In questa espressione però si ripete il termine che si ritiene sbagliato, o meglio frettoloso, oppure si ripete una parte della frase. Dico frettoloso perché quando si dice qualcosa di fretta, lo si fa prima del dovuto, quindi “presto“. Si parla sempre di tempo impiegato, in tal caso a dire qualcosa, quindi qualcosa detto troppo presto, senza pensare.

Es:

Adesso che sono laureato ho risolto tutti i miei problemi e posso iniziare subito a lavorare!

Eh, si fa presto a dire problemi risolti! Forse è proprio adesso che iniziano i veri problemi.

Hai letto dieci libri di grammatica e credi di saper parlare l’italiano?

Si fa presto a dire che adesso lo sai parlare!

Sono innamorato!

Si fa presto a dire amore!

A volte però non si usa il verbo dire, ma un altro verbo. In questo caso si tratta comunque di un giudizio, di una critica, di un’opinione che riguarda una decisione ritenuta sbagliata o una frase ritenuta affrettata, detta senza pensare troppo:

Es:

Chi non va bene a scuola è un somaro e va sempre bocciato.

Risposta: si fa presto a giudicare! Che ne sai tu dei problemi delle persone?

Ho visto il mio fidanzato che si abbracciava con una ragazza. Traditore!

Risposta: ma dai, si fa presto a pensare male, magari era una sua amica!

Adesso facciamo un bel ripasso delle lezioni precedenti grazie ad alcuni membri dell’associazione Italiano Semplicemente.

Ripasso a cura dei membri dell’associazione Italiano Semplicemente

Hartmut: si fa presto a dire ripasso! Mica è facile costruire un ripasso in quattro e quattr’otto!

Khaled: sì fa prima ad aspettare che sia tu a farne uno. Poi noi registriamo. No?

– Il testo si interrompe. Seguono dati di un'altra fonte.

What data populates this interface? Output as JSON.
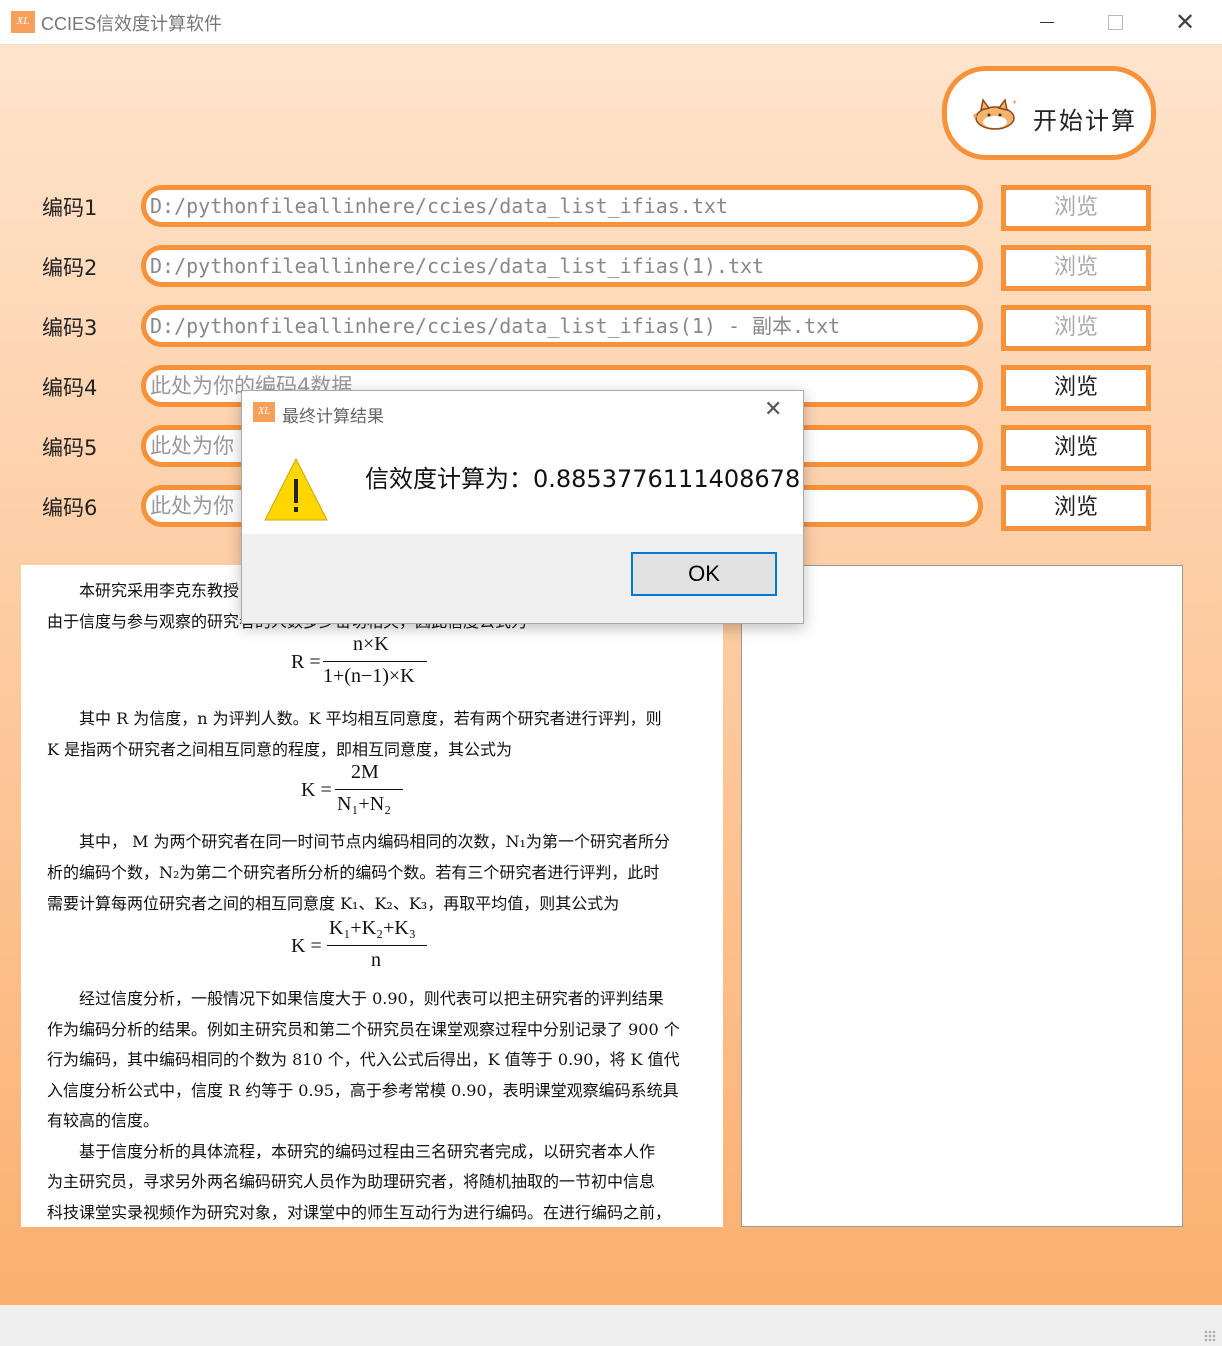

Irina: sarà pure vero, ma poi bisogna impegnarci personalmente ogni tanto. Questo non significa fare un ripasso alla buona, ma anche laddove ci siano molti errori, è proprio così che si impara.

Edita: scusate ma io sono facile alla distrazione e sto pensando alla frase “un ripasso in quattro e quattr’otto!”. Ma che significa?

Danita: quando fai qualcosa in quattro e quattr’otto la fai velocemente. 4 + 4 fa otto. È un’operazione facile da fare. È veloce, non c’è bisogno di stare a pensarci troppo.

Albéric: ah, allora si fa presto a fare le cose in quattro e quattr’otto! Ma alla precisione non ci pensa nessuno? Scusate ma ho la fisima della precisione.